How to localize your life (even if you don’t have any land)
Grow (some of) your own food
Even a small veggie patch reconnects you to seasonal rhythms and reduces dependence on long, energy-intensive supply chains. Over a year, a well-tended garden can yield dozens of pounds of fresh produce, nourishing body and soil alike.
Join a food co-op. Or start one!
Pooling resources with others builds trust, resilience, and access to fresh, local food. Co-ops also circulate more money within local economies, strengthening the people and places around you.
Swap skills or produce with neighbors
Bartering turns surplus into shared abundance. Trading extra zucchini for eggs, or offering your skill in exchange for childcare, rewrites what “wealth” means, from dollars to connection.

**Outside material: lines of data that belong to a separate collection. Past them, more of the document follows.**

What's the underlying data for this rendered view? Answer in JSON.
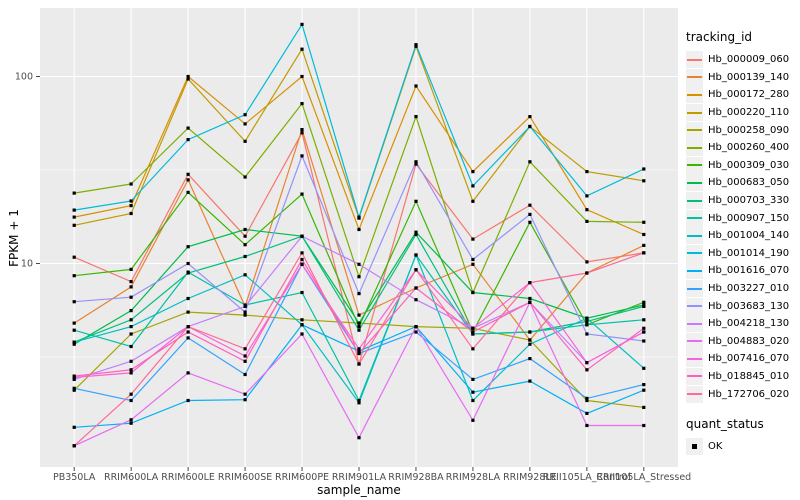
{
  "chart_data": {
    "type": "line",
    "xlabel": "sample_name",
    "ylabel": "FPKM + 1",
    "categories": [
      "PB350LA",
      "RRIM600LA",
      "RRIM600LE",
      "RRIM600SE",
      "RRIM600PE",
      "RRIM901LA",
      "RRIM928BA",
      "RRIM928LA",
      "RRIM928LE",
      "RRII105LA_Control",
      "RRII105LA_Stressed"
    ],
    "y_axis": {
      "scale": "log10",
      "ticks": [
        {
          "value": 100,
          "label": "100"
        },
        {
          "value": 10,
          "label": "10"
        }
      ],
      "minor_gridline_values": [
        31.62,
        3.162
      ],
      "range_approx": [
        0.85,
        230
      ],
      "grid": true
    },
    "panel_background": "#EBEBEB",
    "gridline_color": "#FFFFFF",
    "tick_text_color": "#4D4D4D",
    "marker": {
      "shape": "square",
      "color": "#000000",
      "size": 3.2
    },
    "series": [
      {
        "name": "Hb_000009_060",
        "color": "#F8766D",
        "values": [
          10.8,
          8.0,
          30,
          14,
          50,
          2.9,
          34,
          13.5,
          20.5,
          10.2,
          11.4
        ]
      },
      {
        "name": "Hb_000139_140",
        "color": "#EA8331",
        "values": [
          4.8,
          7.5,
          28,
          5.9,
          52,
          5.3,
          7.4,
          9.9,
          3.9,
          8.9,
          12.5
        ]
      },
      {
        "name": "Hb_000172_280",
        "color": "#D89000",
        "values": [
          17.7,
          20.4,
          100,
          55.8,
          100,
          15.2,
          89,
          31,
          61,
          19.4,
          14.3
        ]
      },
      {
        "name": "Hb_000220_110",
        "color": "#C09B00",
        "values": [
          16.0,
          18.5,
          97,
          45,
          140,
          17.5,
          145,
          21.5,
          54,
          31,
          27.7
        ]
      },
      {
        "name": "Hb_000258_090",
        "color": "#A3A500",
        "values": [
          2.1,
          4.2,
          5.5,
          5.3,
          5.0,
          4.8,
          4.6,
          4.5,
          3.9,
          1.85,
          1.7
        ]
      },
      {
        "name": "Hb_000260_400",
        "color": "#7CAE00",
        "values": [
          23.8,
          26.6,
          53,
          29,
          71.6,
          8.5,
          61,
          7.0,
          35,
          16.8,
          16.6
        ]
      },
      {
        "name": "Hb_000309_030",
        "color": "#39B600",
        "values": [
          8.6,
          9.3,
          24,
          12.6,
          23.5,
          4.6,
          21.5,
          4.3,
          16.6,
          4.7,
          6.2
        ]
      },
      {
        "name": "Hb_000683_050",
        "color": "#00BB4E",
        "values": [
          3.7,
          5.6,
          12.3,
          15.2,
          14,
          4.8,
          14.7,
          7.0,
          6.5,
          5.1,
          6.0
        ]
      },
      {
        "name": "Hb_000703_330",
        "color": "#00BF7D",
        "values": [
          3.8,
          5.0,
          8.9,
          10.9,
          14,
          4.4,
          14.3,
          4.2,
          4.3,
          4.9,
          5.9
        ]
      },
      {
        "name": "Hb_000907_150",
        "color": "#00C1A3",
        "values": [
          4.4,
          3.6,
          9.0,
          6.0,
          7.0,
          1.85,
          11.1,
          4.2,
          4.3,
          4.7,
          5.0
        ]
      },
      {
        "name": "Hb_001004_140",
        "color": "#00BFC4",
        "values": [
          3.8,
          4.6,
          6.5,
          8.7,
          4.7,
          1.8,
          11.1,
          1.85,
          3.7,
          5.1,
          2.75
        ]
      },
      {
        "name": "Hb_001014_190",
        "color": "#00BBDA",
        "values": [
          19.3,
          21.6,
          46,
          62.5,
          190,
          17.7,
          148,
          26,
          54,
          23,
          32
        ]
      },
      {
        "name": "Hb_001616_070",
        "color": "#00B0F6",
        "values": [
          1.33,
          1.4,
          1.85,
          1.87,
          4.7,
          3.4,
          4.6,
          2.05,
          2.35,
          1.58,
          2.1
        ]
      },
      {
        "name": "Hb_003227_010",
        "color": "#35A2FF",
        "values": [
          2.15,
          1.85,
          4.0,
          2.55,
          9.9,
          3.3,
          4.3,
          2.4,
          3.1,
          1.9,
          2.25
        ]
      },
      {
        "name": "Hb_003683_130",
        "color": "#9590FF",
        "values": [
          6.25,
          6.6,
          10,
          5.5,
          37.6,
          6.9,
          35,
          10.5,
          18.3,
          4.2,
          3.85
        ]
      },
      {
        "name": "Hb_004218_130",
        "color": "#C77CFF",
        "values": [
          2.4,
          3.0,
          4.6,
          5.9,
          14,
          9.9,
          6.4,
          4.5,
          6.2,
          2.95,
          4.3
        ]
      },
      {
        "name": "Hb_004883_020",
        "color": "#E76BF3",
        "values": [
          1.06,
          1.46,
          2.6,
          2.0,
          4.2,
          1.17,
          4.6,
          1.45,
          6.2,
          1.36,
          1.36
        ]
      },
      {
        "name": "Hb_007416_070",
        "color": "#FA62DB",
        "values": [
          2.46,
          2.6,
          4.6,
          3.2,
          9.9,
          3.5,
          9.25,
          4.5,
          7.9,
          2.95,
          4.3
        ]
      },
      {
        "name": "Hb_018845_010",
        "color": "#FF62BC",
        "values": [
          2.5,
          2.7,
          4.3,
          3.0,
          10.5,
          3.3,
          7.4,
          4.3,
          6.2,
          2.7,
          4.5
        ]
      },
      {
        "name": "Hb_172706_020",
        "color": "#FF6A98",
        "values": [
          1.06,
          2.0,
          4.6,
          3.5,
          11.4,
          2.9,
          9.25,
          3.5,
          7.9,
          8.9,
          11.4
        ]
      }
    ],
    "legend": {
      "tracking_title": "tracking_id",
      "quant_title": "quant_status",
      "quant_entries": [
        {
          "label": "OK",
          "symbol": "black-square"
        }
      ]
    }
  }
}
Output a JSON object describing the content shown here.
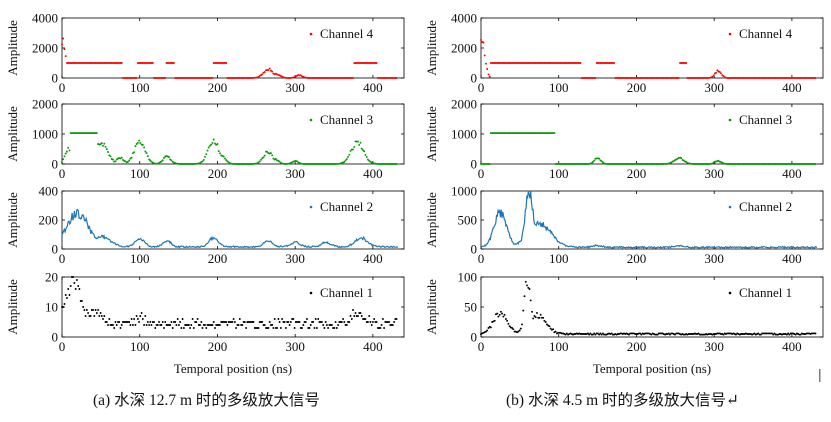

Buy from local producers and makers
Every dollar spent locally circulates longer, supporting livelihoods and fostering independence from distant markets. Even small choices, repeated over time, can have meaningful environmental and social impacts.
Chat with your neighbors about shared community projects
Shared resources – things like tool libraries, communal water systems, or neighborhood transport schemes – reduce waste, decentralize decision-making, and empower people to shape systems that serve everyone.